According to a new study, the Yellowstone National Park could see less snow and higher average temperatures this year as a result of climate change.
Known for its active geysers and hot springs, as well as its diverse wildlife, the Yellowstone National Park is no longer safe from the effects of global warming. The new report came from government and university researchers, including members of the US Geological Survey, Montana State University, the University of Wyoming, the Greater Yellowstone Coalition, and Mountain Works Inc. In it, the average temperatures logged by the national park in the previous decades were probably the highest ever experienced in the last 800,000 years. Furthermore, the average annual snowfall in the Yellowstone National Park area has significantly decreased by about 2 feet (1 meter) since 1950.
Expect Changes in the Yellowstone
As climate change continues to reshape the megafauna location, it is also expected to affect some of its most famous features including the Old Faithful - a cone geyser renowned across the world for its predictability, with its eruptions occurring at regular intervals.

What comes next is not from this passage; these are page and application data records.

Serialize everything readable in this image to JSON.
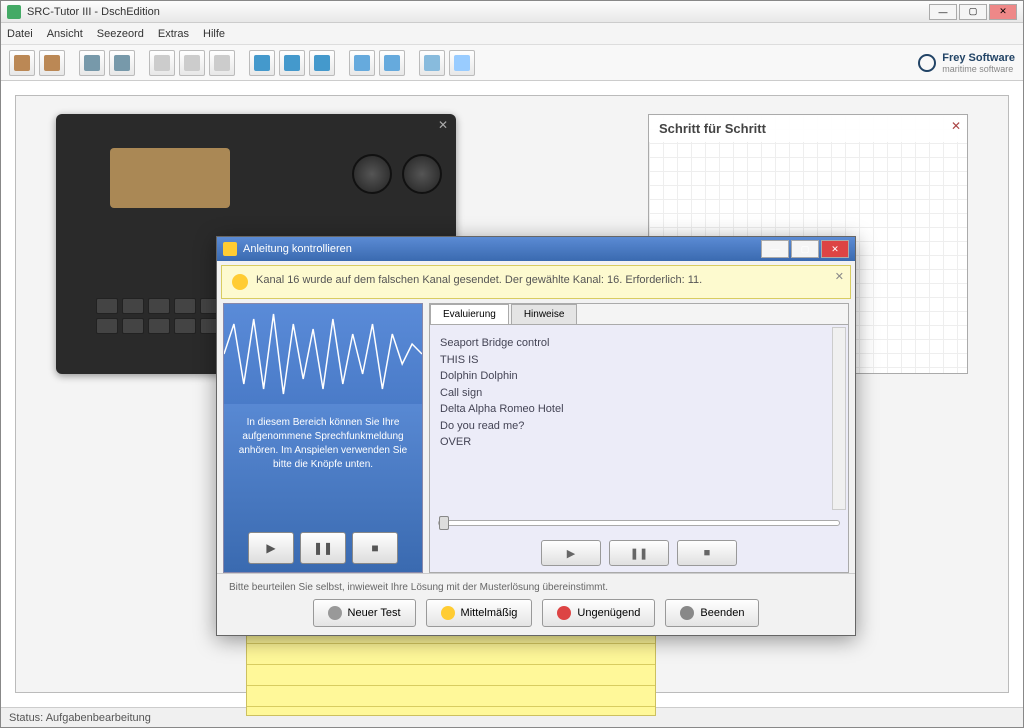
{
  "window": {
    "title": "SRC-Tutor III - DschEdition",
    "min": "—",
    "max": "▢",
    "close": "✕"
  },
  "menu": [
    "Datei",
    "Ansicht",
    "Seezeord",
    "Extras",
    "Hilfe"
  ],
  "toolbar_icons": [
    "#b85",
    "#b85",
    "#79a",
    "#79a",
    "#ccc",
    "#ccc",
    "#ccc",
    "#49c",
    "#49c",
    "#49c",
    "#6ad",
    "#6ad",
    "#8bd",
    "#ccc",
    "#9cf"
  ],
  "brand": {
    "name": "Frey Software",
    "sub": "maritime software"
  },
  "steps": {
    "title": "Schritt für Schritt"
  },
  "dialog": {
    "title": "Anleitung kontrollieren",
    "hint": "Kanal 16 wurde auf dem falschen Kanal gesendet. Der gewählte Kanal: 16. Erforderlich: 11.",
    "audio_text": "In diesem Bereich können Sie Ihre aufgenommene Sprechfunkmeldung anhören. Im Anspielen verwenden Sie bitte die Knöpfe unten.",
    "tabs": [
      "Evaluierung",
      "Hinweise"
    ],
    "eval_lines": [
      "Seaport Bridge control",
      "THIS IS",
      "Dolphin Dolphin",
      "Call sign",
      "Delta Alpha Romeo Hotel",
      "Do you read me?",
      "OVER"
    ],
    "play": "▶",
    "pause": "❚❚",
    "stop": "■",
    "footer_hint": "Bitte beurteilen Sie selbst, inwieweit Ihre Lösung mit der Musterlösung übereinstimmt.",
    "btn_repeat": "Neuer Test",
    "btn_ok": "Mittelmäßig",
    "btn_bad": "Ungenügend",
    "btn_close": "Beenden"
  },
  "status": "Status: Aufgabenbearbeitung",
  "colors": {
    "ok": "#fc3",
    "bad": "#d44",
    "neutral": "#999",
    "close": "#888"
  }
}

While it is known to erupt columns of boiling water anywhere from 44 minutes to two hours, droughts have been known to affect its frequency - if not shutting the Old Faithful temporarily. An October 2020 study, published in the Geophysical Research Letters, showed that a severe drought back in the thirteenth century managed to effectively shut down the Old Faithful. The same ideas were presented by Bryan Shuman, a University of Wyoming geology professor, in a news conference Wednesday, June 23.
The latest report also noted that temperatures in the region surrounding the Yellowstone National Park have increased by more than 2 degrees Fahrenheit (1 degree Celsius) since 1950. This trend is expected to continue, leading to temperature increases by five to ten degrees Fahrenheit (3 to 6 degrees Celsius) by the end of the 21st century.
A Call to Action
In the report, researchers collated existing data and made projections to the area's weather conditions - temperature, precipitation, and water levels - in the region that covers sections of Montana, Idaho, and Wyoming. According to the researchers, the report is aimed at being a starting point for discussions to respond to the effects of climate change.
Also, communities near the Yellowstone National Park such as the cities of Bozeman in Montana and Jackson in Wyoming can expect to see 40 to 60 additional days in a year where temperatures soar above 90 degrees Fahrenheit (32 degrees Celsius). Additionally, by the end of this century, park visitors could see more rainy days in a year, but at the cost of higher temperatures. This means drier summer days and increased risks of wildfires.
Previous years have seen increased popularity for the Yellowstone National Park, posting average annual visitor counts of about 4 million. As the coronavirus restrictions begin to ease in the US, park officials expect a record number of visitors before the year ends.
Even worse, climate change in the region could also affect the indigenous peoples that have called the land their home for hundreds or even thousands of years.